Comment avez-vous fait la découverte de TheBookEdition.com ? Appréciez-vous ce mode d’édition ?
J’ai découvert TheBookEdition.com quelques semaines après la création de la maison, début décembre 2007, à la radio. Une pub qui vantait les mérites d’une maison d’édition en ligne qui ne demandait aucun engagement financier. Je me suis dit « encore une! ». Mais non, avec TheBookEdition.com, on pouvait ne commander qu’un seul exemplaire, sans payer aucun frais supplémentaire si ce n’est le prix de fabrication du livre. Je me suis donc lancé avec le recueil que je venais de terminer, Les coquelicots sont éphémères. Cela m’a permis de rencontrer des lecteurs mais aussi des passionnés des livres : libraires, bibliothécaires, organisatrices de salons. Le premier s’est écoulé à presque soixante-dix exemplaires. Pour un début, c’est un bon début. Et l’aventure ne fait que commencer…

Quel votre projet le plus fou ?
Le plus fou ? Je pense que c’est d’avoir détourné un oiseau pour traverser la baignoire et dire à une personne importante à quel point elle compte pour moi et combien je tiens à elle… On croit que ça n’arrive que dans les films ces choses-là, et puis finalement non. Je ne pense pas, j’en suis sur.
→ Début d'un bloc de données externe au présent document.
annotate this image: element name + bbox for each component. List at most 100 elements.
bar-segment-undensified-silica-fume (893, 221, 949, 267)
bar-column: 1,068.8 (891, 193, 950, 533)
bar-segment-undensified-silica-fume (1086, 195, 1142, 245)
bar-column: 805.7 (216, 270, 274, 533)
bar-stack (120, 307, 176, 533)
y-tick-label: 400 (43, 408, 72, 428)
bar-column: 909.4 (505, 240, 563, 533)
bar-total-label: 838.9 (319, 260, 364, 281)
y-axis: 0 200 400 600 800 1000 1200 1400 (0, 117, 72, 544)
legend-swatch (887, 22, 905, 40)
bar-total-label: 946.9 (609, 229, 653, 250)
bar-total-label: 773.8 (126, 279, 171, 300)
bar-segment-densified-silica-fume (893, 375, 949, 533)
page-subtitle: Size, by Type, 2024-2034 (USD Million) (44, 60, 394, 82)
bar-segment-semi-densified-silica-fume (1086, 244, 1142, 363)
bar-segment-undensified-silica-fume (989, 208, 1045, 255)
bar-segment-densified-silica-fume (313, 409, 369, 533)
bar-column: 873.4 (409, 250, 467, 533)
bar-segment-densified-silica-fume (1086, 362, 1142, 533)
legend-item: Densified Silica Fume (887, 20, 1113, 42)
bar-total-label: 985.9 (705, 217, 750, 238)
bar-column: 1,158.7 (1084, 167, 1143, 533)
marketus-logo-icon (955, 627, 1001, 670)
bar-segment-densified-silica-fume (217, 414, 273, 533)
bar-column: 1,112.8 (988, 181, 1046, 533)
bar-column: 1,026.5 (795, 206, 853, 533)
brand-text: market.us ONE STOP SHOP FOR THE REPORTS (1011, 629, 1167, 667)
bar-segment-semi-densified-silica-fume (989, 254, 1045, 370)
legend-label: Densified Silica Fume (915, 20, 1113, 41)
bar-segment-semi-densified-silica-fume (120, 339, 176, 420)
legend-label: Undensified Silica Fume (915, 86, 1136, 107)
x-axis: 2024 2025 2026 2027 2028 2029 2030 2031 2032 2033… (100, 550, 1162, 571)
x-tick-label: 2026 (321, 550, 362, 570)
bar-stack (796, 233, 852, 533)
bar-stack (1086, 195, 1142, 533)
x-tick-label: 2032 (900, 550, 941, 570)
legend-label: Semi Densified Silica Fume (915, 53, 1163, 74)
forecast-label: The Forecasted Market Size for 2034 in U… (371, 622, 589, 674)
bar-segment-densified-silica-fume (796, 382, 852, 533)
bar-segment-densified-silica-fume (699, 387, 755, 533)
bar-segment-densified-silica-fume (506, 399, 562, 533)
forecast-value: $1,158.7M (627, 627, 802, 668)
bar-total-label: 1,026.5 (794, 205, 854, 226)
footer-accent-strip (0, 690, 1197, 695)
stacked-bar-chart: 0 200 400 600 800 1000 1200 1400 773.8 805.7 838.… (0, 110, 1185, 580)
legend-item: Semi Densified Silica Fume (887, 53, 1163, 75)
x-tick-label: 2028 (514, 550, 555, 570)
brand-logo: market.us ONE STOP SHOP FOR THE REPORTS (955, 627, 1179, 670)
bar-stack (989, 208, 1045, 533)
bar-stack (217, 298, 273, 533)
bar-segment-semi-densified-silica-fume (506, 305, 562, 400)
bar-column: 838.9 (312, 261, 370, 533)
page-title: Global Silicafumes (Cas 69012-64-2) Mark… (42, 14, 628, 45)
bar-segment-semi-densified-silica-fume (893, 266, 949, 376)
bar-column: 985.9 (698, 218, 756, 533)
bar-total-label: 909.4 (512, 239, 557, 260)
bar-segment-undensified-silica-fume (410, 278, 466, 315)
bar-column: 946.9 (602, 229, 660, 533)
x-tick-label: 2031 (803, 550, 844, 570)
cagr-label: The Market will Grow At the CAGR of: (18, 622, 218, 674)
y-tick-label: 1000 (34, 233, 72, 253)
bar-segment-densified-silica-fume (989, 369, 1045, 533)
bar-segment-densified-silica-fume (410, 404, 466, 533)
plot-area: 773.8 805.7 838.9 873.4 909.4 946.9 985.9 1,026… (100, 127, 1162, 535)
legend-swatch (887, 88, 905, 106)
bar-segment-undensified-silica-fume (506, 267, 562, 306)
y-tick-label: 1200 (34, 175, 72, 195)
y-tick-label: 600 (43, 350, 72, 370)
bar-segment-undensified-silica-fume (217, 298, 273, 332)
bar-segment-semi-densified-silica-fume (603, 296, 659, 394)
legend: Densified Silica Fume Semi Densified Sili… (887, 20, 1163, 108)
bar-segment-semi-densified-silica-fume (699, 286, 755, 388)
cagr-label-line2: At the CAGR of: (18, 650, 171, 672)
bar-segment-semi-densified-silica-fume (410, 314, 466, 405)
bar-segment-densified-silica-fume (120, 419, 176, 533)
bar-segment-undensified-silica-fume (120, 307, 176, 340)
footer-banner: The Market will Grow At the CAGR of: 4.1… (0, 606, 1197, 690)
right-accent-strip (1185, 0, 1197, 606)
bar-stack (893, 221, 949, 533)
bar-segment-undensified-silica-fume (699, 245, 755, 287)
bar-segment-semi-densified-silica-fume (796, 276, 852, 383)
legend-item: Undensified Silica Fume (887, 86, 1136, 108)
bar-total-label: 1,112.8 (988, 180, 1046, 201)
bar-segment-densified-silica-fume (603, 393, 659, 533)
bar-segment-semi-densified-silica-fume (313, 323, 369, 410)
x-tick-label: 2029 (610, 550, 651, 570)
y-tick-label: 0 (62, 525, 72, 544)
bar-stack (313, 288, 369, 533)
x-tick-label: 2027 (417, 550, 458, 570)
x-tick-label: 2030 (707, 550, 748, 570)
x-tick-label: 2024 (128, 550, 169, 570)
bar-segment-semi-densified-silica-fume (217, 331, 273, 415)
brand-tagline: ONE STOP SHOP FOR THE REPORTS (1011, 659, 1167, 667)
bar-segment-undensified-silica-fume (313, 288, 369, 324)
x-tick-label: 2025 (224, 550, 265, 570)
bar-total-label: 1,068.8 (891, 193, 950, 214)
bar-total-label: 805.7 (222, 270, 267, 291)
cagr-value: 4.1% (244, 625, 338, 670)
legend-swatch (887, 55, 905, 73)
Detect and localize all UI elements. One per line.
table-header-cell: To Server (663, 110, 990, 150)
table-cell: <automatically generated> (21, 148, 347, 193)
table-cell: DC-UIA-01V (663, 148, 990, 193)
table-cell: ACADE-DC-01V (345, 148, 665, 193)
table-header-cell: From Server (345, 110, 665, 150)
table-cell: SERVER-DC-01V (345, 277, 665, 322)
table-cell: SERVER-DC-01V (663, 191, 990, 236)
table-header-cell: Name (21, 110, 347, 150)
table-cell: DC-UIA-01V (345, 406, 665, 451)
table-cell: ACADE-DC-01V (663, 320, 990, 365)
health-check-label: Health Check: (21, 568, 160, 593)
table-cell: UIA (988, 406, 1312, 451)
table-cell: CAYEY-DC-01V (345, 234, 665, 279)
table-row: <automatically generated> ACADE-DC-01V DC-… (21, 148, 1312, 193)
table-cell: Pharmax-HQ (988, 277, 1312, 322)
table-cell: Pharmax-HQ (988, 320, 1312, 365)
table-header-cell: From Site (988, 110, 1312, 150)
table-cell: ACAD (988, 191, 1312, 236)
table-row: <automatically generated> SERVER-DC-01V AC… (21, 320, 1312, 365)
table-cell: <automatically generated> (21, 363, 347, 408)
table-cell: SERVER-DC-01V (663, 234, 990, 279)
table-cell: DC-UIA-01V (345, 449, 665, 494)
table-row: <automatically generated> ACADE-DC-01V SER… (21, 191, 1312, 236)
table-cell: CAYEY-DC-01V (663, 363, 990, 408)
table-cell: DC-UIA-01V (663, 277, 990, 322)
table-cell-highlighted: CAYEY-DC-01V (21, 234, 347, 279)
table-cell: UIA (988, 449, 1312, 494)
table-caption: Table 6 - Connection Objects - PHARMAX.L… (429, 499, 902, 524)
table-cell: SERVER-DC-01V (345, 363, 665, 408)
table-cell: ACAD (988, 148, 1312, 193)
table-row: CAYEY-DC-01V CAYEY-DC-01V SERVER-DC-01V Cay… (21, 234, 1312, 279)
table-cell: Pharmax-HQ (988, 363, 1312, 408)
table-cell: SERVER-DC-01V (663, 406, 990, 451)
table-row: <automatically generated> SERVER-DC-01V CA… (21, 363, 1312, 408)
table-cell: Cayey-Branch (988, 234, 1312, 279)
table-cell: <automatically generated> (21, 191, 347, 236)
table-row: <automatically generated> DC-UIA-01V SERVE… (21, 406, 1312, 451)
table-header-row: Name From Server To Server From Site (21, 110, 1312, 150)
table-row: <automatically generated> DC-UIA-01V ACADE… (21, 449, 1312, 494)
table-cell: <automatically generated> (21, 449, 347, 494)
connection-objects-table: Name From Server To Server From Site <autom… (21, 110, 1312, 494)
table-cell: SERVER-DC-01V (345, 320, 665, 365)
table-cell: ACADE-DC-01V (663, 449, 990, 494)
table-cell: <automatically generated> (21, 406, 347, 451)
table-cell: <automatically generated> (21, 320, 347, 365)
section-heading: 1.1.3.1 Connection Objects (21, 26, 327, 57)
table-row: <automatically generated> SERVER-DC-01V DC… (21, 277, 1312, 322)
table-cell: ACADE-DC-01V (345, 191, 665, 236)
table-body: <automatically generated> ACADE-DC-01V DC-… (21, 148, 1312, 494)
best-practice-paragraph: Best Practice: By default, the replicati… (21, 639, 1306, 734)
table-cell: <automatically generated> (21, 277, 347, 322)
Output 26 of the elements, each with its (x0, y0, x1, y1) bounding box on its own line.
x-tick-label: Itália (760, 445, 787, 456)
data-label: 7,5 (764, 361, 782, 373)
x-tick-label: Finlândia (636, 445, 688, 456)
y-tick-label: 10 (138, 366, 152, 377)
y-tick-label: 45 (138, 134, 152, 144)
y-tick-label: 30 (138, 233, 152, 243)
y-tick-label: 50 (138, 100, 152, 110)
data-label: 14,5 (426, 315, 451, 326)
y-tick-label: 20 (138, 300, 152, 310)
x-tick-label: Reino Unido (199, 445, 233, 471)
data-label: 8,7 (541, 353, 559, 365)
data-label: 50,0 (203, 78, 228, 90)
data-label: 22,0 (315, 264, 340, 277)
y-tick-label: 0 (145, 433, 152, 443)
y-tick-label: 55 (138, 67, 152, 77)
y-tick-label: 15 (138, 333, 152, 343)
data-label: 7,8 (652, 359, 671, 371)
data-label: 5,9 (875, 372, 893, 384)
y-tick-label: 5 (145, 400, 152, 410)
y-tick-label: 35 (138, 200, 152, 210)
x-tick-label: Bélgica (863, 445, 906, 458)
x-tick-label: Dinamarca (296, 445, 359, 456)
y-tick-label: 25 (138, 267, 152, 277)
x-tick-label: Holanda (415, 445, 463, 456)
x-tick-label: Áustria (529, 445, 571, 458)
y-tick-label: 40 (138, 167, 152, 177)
Enfin, par quoi avez-vous envie de terminer cette interview ?
Il y a une phrase de Camille Laurens qui exprime quelque chose de vrai : « Il ne suffit pas plus de humer l’air pour être humain que d’écrire pour être écrivain ». Elle résume très bien ce que je suis, un être humain qui ne fait pas que respirer, mais qui aime et souffre. Je suis un être humain qui exprime par l’écriture mes joies, mes peines et mes incertitudes. Je ne suis pas écrivain, je m’imprègne de ma vie, de mes amours passées, de ce que je vois et j’entends pour écrire mes histoires. Sans cela, je n’aurais pas de matière. Un livre n’est pas l’œuvre d’une personne mais le récit d’une vie, composée par des rencontres. Je voulais que Nuages de Princesses ne parle à aucun moment de moi, et même si ce sont des filles qui racontent, elles intègrent des instants de ma vie, des moments magiques ou brûlants. Sauf que là, ils sont fictionnels, frictionnés. Je me mets à nu dans à travers mes textes.


Je terminerai cet entretien en saluant de près ou de loin ces rencontres qui ponctuent ma vie et qui se retrouvent malgré elles entre mes lignes.

Merci à TheBookEdition pour ce qu’il offre aux auteurs en herbe comme moi.
Christophe Carreras.

Je serai en lecture publique le 12 décembre 2008 à Gisors.